Opposition-leader Ed Miliband has vowed to end Britain's reliance on cheap labour should his party be successful at the next General Election in 2015, reports the BBC.
Mr Miliband used an article in The Independent on Sunday to describe the UK's 'chronic' dependency on cheap foreign labour, and vowed to put an end to it if Labour wins the next election.
He specifically targeted low-skilled immigration, saying that it was making the crisis in cost-of-living worse.
If Labour wins the next election, Mr Miliband has pledged to close a loophole in employment law that allows companies to pay their agency staff less than their permanent workers.
Although the EU's Agency Workers Directive currently means that temporary workers should be paid the same as permanent workers, many firms are able to bypass this law by offering the agency temps permanent contracts with a clause opting them out of this particular legislation.
"We have to change our country's chronic dependency on low-skill, low-wage labour. A dependency that is getting worse not better," he wrote in The Independent on Sunday.
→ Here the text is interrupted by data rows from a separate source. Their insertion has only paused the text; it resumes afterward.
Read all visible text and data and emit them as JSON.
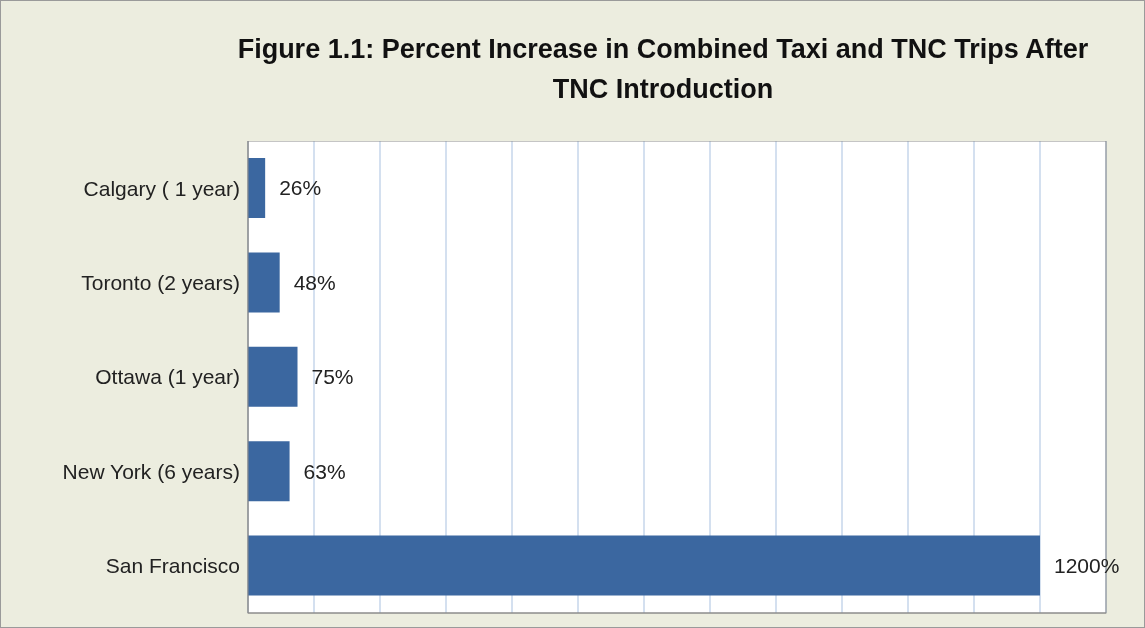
{
  "chart_data": {
    "type": "bar",
    "orientation": "horizontal",
    "title": "Figure 1.1: Percent Increase in Combined Taxi and TNC Trips After TNC Introduction",
    "categories": [
      "Calgary ( 1 year)",
      "Toronto (2 years)",
      "Ottawa (1 year)",
      "New York (6 years)",
      "San Francisco"
    ],
    "values": [
      26,
      48,
      75,
      63,
      1200
    ],
    "value_labels": [
      "26%",
      "48%",
      "75%",
      "63%",
      "1200%"
    ],
    "color": "#3b67a0",
    "xlim": [
      0,
      1300
    ],
    "xticks": [
      {
        "value": 0,
        "label": null
      },
      {
        "value": 100,
        "label": null
      },
      {
        "value": 200,
        "label": null
      },
      {
        "value": 300,
        "label": null
      },
      {
        "value": 400,
        "label": null
      },
      {
        "value": 500,
        "label": null
      },
      {
        "value": 600,
        "label": null
      },
      {
        "value": 700,
        "label": null
      },
      {
        "value": 800,
        "label": null
      },
      {
        "value": 900,
        "label": null
      },
      {
        "value": 1000,
        "label": null
      },
      {
        "value": 1100,
        "label": null
      },
      {
        "value": 1200,
        "label": null
      },
      {
        "value": 1300,
        "label": null
      }
    ],
    "grid": "x",
    "tick_labels": "y"
  }
}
"What chance of rising living standards for all when unscrupulous firms can exploit workers from abroad to get around the minimum wage?" he added.
The Labour leader proposes to fine firms that do not pay the National Minimum Wage to all of their employees, and to ban recruiters from employing only migrants and not UK nationals, as is a common practice at present.
However, Mr Miliband's assault on cheap labour was viewed dimly by the Confederation of British Industry.
Katja Hall is the CBI's chief policy director.
"The flexible labour market in this country has saved jobs and kept our economy going during tough times," she said in response to Mr Miliband's claims.